Delineating cell-cell communications in testicular germ cell tumours (#368)

Sarah C Moody 1 2 , Benedict Nathaniel 1 , Daniela Fietz 3 , Hans-Christian Schuppe 4 , Mark Frydenberg 5 6 , Ben Tran 7 8 , Kate L Loveland 1 2
  1. Centre for Reproductive Health, Hudson Institute of Medical Research, Clayton, VIC, Australia
  2. Department of Molecular and Translational Sciences, School of Clinical Sciences, Monash University, Clayton, VIC, Australia
  3. Institute of Veterinary Anatomy, Histology and Embryology, Justus Liebig University Giessen, Giessen, Germany
  4. Department of Urology, Pediatric Urology and Andrology, Justus Liebig University Giessen, Giessen, Germany
  5. Department of Srugery, Monash University, Clayton, VIC, Australia
  6. Department of Urology, Cabrini Institute, Cabrini Health, Melbourne, VIC, Australia
  7. Department of Medical Oncology, Peter MacCallum Cancer Centre, Melbourne, VIC, Australia
  8. Division of Personalised Medicine, Walter and Eliza Hall Institute, Parkville, VIC, Australia

The incidence of testicular germ cell tumours (TGCTs), the most common tumour in men aged 19-44, is increasing. Precursor germ cell neoplasia in situ (GCNIS) cells arise during fetal life, eventually forming seminoma or non-seminoma tumours. What controls their progression is not understood, though both genetic and environmental factors contribute. This study combines spatial whole transcriptomics on four individual tumour samples with hanging-drop cultures to identify signalling mechanisms, cell profiles and cell-cell interactions within the tumour microenvironment. Fresh testis tissue from orchidectomies were obtained by consent (three non-seminoma and one seminoma, including tumour-free regions). Tissues were 4% PFA-fixed and paraffin-embedded or snap-frozen. Nanostring GeoMx Spatial Whole Transcriptome analysis was performed on fixed sections, with 95 regions of interest (ROI) selected following immunodetection of CD45, PanCK, and a nuclear stain. ROIs included normo- and hypospermatogenic tubules, interstitium, immune cell infiltrates, GCNIS, non-seminoma and seminoma.

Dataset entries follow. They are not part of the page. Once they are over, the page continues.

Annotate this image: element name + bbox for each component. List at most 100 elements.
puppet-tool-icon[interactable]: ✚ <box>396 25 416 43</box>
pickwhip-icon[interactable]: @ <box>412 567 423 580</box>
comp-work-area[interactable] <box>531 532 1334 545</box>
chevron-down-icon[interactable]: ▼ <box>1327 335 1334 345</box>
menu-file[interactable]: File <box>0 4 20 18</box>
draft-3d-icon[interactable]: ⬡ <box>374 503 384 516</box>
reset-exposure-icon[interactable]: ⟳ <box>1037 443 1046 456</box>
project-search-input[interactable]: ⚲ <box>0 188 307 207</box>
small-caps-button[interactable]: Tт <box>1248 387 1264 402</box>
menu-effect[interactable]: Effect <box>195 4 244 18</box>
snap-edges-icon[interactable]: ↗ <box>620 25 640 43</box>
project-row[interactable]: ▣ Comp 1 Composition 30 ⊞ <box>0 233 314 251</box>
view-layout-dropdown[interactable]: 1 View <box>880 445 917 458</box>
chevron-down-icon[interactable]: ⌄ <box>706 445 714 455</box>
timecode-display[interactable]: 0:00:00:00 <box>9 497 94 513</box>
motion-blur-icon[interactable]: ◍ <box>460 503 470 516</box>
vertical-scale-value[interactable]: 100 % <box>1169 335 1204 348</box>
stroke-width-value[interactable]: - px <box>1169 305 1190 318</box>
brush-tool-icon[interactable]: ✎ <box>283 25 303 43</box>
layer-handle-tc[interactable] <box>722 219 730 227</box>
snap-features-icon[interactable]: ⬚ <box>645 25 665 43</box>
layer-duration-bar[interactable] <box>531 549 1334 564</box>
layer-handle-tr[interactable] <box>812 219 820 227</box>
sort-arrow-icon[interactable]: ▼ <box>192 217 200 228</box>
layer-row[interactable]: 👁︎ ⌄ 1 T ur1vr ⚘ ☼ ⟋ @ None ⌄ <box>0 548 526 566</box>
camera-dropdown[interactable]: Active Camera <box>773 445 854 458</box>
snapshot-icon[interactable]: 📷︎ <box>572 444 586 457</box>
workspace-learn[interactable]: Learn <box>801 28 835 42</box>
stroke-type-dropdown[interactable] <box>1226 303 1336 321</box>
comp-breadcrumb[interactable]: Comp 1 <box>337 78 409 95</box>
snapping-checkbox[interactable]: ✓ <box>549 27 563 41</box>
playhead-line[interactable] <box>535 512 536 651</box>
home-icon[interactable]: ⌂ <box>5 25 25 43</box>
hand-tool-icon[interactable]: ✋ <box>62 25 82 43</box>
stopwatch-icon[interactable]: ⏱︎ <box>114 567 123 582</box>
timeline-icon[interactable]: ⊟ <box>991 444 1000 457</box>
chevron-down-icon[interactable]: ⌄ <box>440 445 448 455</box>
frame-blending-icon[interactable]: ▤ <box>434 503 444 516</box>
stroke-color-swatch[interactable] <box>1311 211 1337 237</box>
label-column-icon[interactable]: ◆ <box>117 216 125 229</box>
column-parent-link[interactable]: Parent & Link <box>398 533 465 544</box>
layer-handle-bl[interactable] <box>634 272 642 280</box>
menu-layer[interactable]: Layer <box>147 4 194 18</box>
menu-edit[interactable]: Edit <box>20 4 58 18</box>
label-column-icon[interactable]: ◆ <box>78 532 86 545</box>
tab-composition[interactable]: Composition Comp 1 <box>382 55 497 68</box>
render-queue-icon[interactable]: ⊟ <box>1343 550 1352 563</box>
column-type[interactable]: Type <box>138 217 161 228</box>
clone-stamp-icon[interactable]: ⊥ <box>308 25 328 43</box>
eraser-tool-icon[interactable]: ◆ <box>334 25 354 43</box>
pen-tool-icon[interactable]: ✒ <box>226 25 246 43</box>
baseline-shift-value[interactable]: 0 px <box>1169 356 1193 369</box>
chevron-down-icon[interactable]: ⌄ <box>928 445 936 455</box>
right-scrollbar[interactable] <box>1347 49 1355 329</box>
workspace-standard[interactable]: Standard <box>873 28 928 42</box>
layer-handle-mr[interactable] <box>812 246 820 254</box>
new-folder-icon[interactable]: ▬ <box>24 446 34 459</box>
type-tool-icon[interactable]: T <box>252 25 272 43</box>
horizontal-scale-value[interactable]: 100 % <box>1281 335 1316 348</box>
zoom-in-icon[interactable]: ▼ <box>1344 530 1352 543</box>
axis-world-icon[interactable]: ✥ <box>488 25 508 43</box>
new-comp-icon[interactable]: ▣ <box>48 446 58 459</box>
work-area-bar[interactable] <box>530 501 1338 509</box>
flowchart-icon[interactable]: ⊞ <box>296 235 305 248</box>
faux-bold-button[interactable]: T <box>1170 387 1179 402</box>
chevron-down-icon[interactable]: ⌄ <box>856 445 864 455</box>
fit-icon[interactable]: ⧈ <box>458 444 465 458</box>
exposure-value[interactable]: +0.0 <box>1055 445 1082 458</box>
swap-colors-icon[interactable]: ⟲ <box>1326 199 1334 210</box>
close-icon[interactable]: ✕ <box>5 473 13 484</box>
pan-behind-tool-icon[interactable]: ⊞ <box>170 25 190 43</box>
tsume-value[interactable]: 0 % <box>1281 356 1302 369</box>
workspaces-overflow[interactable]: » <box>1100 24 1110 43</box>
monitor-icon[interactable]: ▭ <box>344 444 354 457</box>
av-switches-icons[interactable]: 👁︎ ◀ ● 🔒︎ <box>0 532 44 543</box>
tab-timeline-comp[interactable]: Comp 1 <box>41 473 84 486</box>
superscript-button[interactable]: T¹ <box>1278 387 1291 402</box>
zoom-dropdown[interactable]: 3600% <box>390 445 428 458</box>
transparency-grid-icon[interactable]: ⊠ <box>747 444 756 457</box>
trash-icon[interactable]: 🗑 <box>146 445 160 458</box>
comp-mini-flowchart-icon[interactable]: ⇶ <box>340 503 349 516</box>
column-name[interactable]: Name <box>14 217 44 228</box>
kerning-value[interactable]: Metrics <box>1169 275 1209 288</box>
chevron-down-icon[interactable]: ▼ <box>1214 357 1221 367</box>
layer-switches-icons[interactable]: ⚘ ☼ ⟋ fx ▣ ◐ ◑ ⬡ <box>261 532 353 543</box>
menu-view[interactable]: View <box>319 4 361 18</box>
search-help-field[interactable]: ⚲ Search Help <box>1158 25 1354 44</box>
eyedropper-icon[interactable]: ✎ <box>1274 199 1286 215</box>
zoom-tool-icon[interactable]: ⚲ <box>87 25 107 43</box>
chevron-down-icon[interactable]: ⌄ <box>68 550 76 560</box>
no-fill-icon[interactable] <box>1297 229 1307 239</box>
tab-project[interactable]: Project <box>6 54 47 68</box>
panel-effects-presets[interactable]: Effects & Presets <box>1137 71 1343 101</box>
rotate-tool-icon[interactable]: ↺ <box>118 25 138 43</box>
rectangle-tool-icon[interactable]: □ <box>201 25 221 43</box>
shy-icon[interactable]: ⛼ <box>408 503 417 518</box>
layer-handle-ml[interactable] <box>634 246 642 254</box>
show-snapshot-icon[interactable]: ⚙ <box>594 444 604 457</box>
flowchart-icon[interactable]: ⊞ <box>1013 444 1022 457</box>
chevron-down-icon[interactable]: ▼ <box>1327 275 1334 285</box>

Following data normalisation, we mapped the expression profile of signalling pathway components and their downstream targets, identifying transcripts robustly linked with specific phenotypes, including activin/TGFβ signalling pathway components (ACVR1BTGFRB3). Additional tissue from the non-seminomas were cut (1-2 mm3 pieces) for 48-hour hanging drop cultures in 30µL media (0.1% BSA/DMEM:F12/ITS/Pen-Strep) containing 5 or 50 ng/mL activin A, 10µM SB431542 (activin/Nodal/TGFβ inhibitor), or vehicle. Fragments (n=2-3 per treatment) were analysed by immunohistochemistry (OCT4 for GCNIS, CD68 for macrophages) and transcripts measured by qRT-PCR. Cultured fragment histology was consistent with uncultured tissue, retaining macrophages and GCNIS. Transcripts including OCT4SOX2SOX17INHBA and KIT were not significantly altered by activin or SB431542 exposure; variation within treatment groups highlighted non-seminoma heterogeneity. However, MMP9 increased ~30-fold, and LEFTY2 decreased following culture. Identification of activin A target genes is ongoing in conjunction with continued sample collection. These approaches will enable identification of cell communication networks within TGCTs and mechanisms governing tumour phenotypes.